Background We previously published prognostic impact of T-cell-derived circulating DNA (T-cirDNA) and its correlation with intra-tumoral CD8 tumor-infiltrating lymphocyte (TIL) in advanced stage non-small cell lung cancer (NSCLC). Currently, PD-L1 staining is solely the standard biomarker of anti-PD-(L)1 immunotherapy treatment response. However, not perfect correlation in individual patient.
Methods We prospectively explored plasma T-cirDNA and cirDNA (total circulating DNA), using real-time PCR with Taqman assay-specific rearranged TCR-beta CDR3 region in 47 advanced NSCLC patients treated with anti-PD-(L)1 immunotherapy. We defined patients into undetectable, low (≤1% ratio) and high (>1% ratio) T-cirDNA/cirDNA based on previous study. Demographic characteristics such as sex, age, ECOG performance status, smoking, histology, PD-L1 staining, treatment regimen were integrated with T-cirDNA/cirDNA into the cox-regression analysis model.

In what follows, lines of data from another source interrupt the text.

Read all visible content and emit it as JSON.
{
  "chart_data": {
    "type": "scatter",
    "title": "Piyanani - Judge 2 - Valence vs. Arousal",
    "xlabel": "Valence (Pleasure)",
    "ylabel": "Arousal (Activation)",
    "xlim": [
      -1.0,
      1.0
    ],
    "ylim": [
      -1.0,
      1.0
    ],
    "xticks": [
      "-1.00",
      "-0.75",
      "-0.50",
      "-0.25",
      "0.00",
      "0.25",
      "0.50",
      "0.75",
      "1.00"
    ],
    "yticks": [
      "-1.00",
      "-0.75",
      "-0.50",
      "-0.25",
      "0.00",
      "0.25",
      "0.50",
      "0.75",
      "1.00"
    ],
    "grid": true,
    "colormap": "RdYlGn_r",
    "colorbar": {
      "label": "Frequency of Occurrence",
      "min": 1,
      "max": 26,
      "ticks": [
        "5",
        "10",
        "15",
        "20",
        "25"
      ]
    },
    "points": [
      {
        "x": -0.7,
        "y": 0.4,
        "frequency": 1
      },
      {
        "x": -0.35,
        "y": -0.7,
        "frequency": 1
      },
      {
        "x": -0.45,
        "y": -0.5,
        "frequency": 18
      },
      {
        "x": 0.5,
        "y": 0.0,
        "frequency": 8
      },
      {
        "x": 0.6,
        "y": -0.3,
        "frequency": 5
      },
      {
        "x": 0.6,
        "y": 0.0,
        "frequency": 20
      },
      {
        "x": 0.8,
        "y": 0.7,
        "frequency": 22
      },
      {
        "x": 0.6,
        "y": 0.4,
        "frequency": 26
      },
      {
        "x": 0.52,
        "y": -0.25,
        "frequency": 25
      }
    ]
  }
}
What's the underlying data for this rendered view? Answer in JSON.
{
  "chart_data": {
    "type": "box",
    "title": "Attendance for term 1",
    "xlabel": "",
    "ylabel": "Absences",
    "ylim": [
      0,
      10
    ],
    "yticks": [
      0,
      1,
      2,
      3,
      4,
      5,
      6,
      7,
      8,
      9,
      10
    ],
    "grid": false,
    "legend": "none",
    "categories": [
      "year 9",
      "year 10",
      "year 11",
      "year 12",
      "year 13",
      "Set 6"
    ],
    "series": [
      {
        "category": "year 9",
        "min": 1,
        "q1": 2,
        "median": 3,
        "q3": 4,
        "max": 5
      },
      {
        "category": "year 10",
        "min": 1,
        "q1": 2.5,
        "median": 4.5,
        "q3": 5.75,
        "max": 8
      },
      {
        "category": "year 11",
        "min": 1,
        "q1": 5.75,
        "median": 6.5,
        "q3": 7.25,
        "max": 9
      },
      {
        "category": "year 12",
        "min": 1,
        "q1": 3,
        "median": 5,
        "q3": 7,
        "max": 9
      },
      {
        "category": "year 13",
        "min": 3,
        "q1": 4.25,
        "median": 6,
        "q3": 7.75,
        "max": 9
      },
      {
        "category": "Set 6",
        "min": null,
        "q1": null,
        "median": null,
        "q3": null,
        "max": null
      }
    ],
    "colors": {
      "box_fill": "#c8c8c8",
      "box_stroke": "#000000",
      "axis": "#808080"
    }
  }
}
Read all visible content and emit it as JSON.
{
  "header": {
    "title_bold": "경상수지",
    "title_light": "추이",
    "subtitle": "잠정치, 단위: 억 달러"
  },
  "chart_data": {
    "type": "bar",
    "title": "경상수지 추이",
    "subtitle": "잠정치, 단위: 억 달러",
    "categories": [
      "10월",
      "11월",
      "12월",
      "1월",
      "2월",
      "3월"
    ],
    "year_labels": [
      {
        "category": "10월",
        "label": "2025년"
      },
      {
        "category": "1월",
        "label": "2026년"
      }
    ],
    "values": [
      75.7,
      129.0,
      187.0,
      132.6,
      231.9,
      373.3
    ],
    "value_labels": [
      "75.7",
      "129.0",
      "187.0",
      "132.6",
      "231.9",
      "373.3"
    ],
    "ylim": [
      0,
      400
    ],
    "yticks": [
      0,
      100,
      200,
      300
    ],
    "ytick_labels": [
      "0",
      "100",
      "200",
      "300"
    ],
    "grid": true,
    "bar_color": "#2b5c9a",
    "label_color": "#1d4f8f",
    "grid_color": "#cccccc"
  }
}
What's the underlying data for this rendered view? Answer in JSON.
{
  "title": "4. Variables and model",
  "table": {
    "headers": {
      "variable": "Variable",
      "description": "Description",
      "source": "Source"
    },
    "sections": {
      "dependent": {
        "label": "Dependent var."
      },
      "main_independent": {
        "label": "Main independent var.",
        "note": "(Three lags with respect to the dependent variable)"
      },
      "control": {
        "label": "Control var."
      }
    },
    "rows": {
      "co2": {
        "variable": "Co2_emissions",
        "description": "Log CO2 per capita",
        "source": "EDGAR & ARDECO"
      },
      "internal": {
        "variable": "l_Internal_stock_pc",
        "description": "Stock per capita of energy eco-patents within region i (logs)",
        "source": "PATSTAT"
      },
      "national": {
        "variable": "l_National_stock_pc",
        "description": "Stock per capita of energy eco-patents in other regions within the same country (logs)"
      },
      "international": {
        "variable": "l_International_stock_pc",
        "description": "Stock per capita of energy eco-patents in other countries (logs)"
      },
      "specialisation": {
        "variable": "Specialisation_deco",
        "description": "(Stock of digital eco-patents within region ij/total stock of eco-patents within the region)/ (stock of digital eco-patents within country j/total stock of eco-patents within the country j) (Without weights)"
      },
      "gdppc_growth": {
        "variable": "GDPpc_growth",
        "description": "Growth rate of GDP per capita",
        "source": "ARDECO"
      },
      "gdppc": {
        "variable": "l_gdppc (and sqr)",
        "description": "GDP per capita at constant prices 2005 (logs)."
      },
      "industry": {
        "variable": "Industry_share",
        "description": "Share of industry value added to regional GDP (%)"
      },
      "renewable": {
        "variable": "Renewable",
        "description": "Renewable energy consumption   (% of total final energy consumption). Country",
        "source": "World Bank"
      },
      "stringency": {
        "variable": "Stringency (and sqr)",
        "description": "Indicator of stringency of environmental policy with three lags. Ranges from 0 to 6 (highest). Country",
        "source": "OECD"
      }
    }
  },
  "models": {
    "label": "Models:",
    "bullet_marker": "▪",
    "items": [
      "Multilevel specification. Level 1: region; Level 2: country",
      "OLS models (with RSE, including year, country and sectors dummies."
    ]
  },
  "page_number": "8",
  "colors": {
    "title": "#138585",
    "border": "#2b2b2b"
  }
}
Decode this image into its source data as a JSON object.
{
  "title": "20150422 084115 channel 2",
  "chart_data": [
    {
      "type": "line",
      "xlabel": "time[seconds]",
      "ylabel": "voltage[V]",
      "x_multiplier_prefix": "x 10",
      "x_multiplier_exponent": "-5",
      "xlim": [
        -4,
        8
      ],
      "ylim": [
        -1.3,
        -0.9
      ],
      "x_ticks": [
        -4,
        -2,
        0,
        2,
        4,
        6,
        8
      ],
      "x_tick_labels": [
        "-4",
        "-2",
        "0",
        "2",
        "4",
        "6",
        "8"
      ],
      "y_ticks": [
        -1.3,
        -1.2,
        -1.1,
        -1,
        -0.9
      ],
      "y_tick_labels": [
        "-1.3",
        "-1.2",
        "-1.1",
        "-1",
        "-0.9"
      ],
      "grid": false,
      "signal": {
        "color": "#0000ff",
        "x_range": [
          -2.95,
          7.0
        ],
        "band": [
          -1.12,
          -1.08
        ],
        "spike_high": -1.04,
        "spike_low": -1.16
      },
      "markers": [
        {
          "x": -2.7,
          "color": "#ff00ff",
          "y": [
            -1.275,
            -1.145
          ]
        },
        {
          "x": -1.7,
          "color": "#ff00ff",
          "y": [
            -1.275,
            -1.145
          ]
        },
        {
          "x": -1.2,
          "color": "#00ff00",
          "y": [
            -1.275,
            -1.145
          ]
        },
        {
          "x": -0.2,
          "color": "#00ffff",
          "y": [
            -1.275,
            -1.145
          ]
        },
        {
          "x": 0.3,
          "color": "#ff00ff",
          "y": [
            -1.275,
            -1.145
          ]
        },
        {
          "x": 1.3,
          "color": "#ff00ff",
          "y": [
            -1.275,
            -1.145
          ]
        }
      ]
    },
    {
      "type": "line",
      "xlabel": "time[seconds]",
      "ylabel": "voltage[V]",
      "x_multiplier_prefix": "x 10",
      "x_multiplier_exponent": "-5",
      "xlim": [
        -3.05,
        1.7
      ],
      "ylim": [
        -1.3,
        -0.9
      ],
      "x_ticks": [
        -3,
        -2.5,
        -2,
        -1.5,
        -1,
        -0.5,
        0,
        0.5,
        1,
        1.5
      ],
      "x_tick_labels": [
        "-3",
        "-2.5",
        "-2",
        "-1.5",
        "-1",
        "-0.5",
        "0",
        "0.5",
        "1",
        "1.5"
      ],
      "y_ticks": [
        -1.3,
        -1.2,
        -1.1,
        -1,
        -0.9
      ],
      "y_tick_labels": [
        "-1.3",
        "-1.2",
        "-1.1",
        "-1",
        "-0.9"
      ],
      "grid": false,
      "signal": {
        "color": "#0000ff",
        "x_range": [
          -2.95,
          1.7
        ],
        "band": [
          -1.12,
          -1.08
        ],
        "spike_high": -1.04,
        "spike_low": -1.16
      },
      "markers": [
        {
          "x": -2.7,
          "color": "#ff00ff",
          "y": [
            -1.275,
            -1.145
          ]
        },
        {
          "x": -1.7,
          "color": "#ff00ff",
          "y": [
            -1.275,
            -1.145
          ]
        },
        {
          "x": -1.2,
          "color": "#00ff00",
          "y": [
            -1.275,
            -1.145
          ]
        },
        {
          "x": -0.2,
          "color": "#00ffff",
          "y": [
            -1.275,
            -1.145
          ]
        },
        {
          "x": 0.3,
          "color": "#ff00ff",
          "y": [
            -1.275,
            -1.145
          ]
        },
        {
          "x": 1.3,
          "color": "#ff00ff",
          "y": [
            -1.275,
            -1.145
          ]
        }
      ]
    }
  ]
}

Results Out of 47 patients, 60% of participants had detectable plasma T-cirDNA/cirDNA with a median of 0.03 [range 0–4.7] ngml-1(table 1). Undetectable group was significantly correlated with the longest overall survival (OS) with a median of 25.5 [range 8–73.7] months (p-value 0.05) (figure 1). Multivariate analysis of progression-free survival (PFS) revealed 0–1 ECOG performance status and undetectable T-cirDNA correlated with favorable outcome, hazard ratio (HR) of 0.05 [95% CI 0.007–0.4, p-value 0.005] and 0.1 [95% CI 0.01–0.7, p-value 0.02] respectively. High amount of circulating DNA which represented high tumor burden and mono-anti-PD-(L)1 immunotherapy were correlated with unfavorable disease control with the HR of 6.6 [95% CI 1.1–37.9, p-value 0.03] and 6.3 [95% CI 1.3–29.1, p-value 0.01] respectively. For detectable T-cirDNA group, high level correlated with better disease control than low level (HR 0.1 [95% CI 0.02–0.8, p-value 0.03]) (table 2). We did observe paradoxical effect in predictive implication in undetectable and high level of T-cirDNA/cirDNA%ratio.
Conclusions Incorporate with demographic characteristic, T-cell-derived circulating DNA could be adopted for predictive implication of anti-PD(L)1 immunotherapy usage.
Acknowledgements This research was supported by the National Research Council of Thailand (Grant number 347/2564) to CV and NH. Biospecimen collection was supported by Biobank, Faculty of Medicine, Chulalongkorn University, Bangkok, Thailand.